From the Park at Palazzo Chigi, Ariccia

Evelina Stading
268
2 min
Evelina Stading, «From the Park at Palazzo Chigi, Ariccia», between 1827 and 1829
Photo: Børre Høstland / Nasjonalmuseet
Year: between 1827 and 1829

Transcription

Narrator: 

In the summer of 1827, a young Swedish woman goes for a walk in a park in the hills outside Rome with a sketchpad and pencil. 

The woman's name is Evalina Stading. 

And she is about to fulfill her dream of becoming a painter. 

 

Cynthia Osiecki:  

She distinguished herself very early, because she was so motivated to become an artist. At that time, it wasn’t a normal or expected thing, that women could become artists. 

 

Narrator: 

Cynthia Osiecki is an art historian at the National Museum.

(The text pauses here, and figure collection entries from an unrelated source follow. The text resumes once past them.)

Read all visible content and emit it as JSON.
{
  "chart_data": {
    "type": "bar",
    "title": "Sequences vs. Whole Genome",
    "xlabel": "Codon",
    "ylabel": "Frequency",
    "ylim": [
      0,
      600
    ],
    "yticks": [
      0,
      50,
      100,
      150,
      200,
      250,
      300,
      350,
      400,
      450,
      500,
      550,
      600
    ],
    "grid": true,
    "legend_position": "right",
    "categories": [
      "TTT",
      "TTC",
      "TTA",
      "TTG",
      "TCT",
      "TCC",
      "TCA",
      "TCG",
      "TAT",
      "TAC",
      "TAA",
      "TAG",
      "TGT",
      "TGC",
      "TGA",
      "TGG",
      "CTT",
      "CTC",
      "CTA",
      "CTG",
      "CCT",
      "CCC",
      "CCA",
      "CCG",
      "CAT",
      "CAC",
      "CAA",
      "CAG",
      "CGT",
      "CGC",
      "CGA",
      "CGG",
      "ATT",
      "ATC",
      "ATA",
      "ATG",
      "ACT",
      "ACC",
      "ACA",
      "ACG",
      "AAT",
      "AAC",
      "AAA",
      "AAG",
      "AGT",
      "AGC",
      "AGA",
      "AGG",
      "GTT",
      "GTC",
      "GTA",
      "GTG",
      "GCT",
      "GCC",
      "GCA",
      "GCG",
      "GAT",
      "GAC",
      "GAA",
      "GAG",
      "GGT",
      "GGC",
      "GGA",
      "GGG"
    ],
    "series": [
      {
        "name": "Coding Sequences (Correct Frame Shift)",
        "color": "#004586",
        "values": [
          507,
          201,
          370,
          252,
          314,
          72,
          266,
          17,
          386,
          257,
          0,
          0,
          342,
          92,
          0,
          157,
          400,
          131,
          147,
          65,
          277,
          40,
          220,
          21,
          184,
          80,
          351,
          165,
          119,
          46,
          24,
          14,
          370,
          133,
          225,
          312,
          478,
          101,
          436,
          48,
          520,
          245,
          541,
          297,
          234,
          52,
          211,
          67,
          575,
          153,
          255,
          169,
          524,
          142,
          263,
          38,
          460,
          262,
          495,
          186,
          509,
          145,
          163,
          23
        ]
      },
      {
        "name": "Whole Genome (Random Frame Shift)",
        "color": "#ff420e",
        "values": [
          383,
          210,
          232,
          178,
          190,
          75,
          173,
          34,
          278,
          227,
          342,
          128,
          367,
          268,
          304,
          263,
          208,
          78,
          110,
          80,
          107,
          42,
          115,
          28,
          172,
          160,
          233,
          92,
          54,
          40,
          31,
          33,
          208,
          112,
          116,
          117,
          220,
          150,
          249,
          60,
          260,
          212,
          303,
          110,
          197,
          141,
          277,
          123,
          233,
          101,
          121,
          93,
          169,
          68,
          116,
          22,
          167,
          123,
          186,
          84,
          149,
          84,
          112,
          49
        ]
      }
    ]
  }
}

She says that Evalina Stading was not only unusual because she wanted to paint, but because she wanted to become a landscape painter - that's not what female artists were supposed to do… 

 

Cynthia Osiecki:  

In her time, women were supposed to stay at home and always have someone with them when they would go out. 

It wasn’t proper for a woman to travel alone in the mountains and be left in nature. Because women were expected to paint flowers and fruit, and maybe portraits.  

 

Narrator: 

But Stading wanted something more. She traveled throughout Europe, first to Dresden and later to Italy. 

Here she was noticed and given an important mission - to paint a large picture of the park at Palazzo Chigi outside Rome. 

What we have before us here is one of the preliminary studies for a large painting. 

 

Cynthia Osiecki:  

She works a lot with light in this painting, because she’s in Italy. Here, the light filters through the forest. She creates such a contrast, and you can still feel you’re in Italy with the light she expresses. 

Sadly, she was not able to make this painting in a larger size because she fell ill and died in 1829 in Rome. She didn't get to accomplish her mission. 

 

Narrator: 

But this preliminary painting was bought by the Norwegian painter J.C. Dahl. And when he sold parts of his art collection to the National Gallery, Evalina Stading became one of the first female artists in the gallery's history.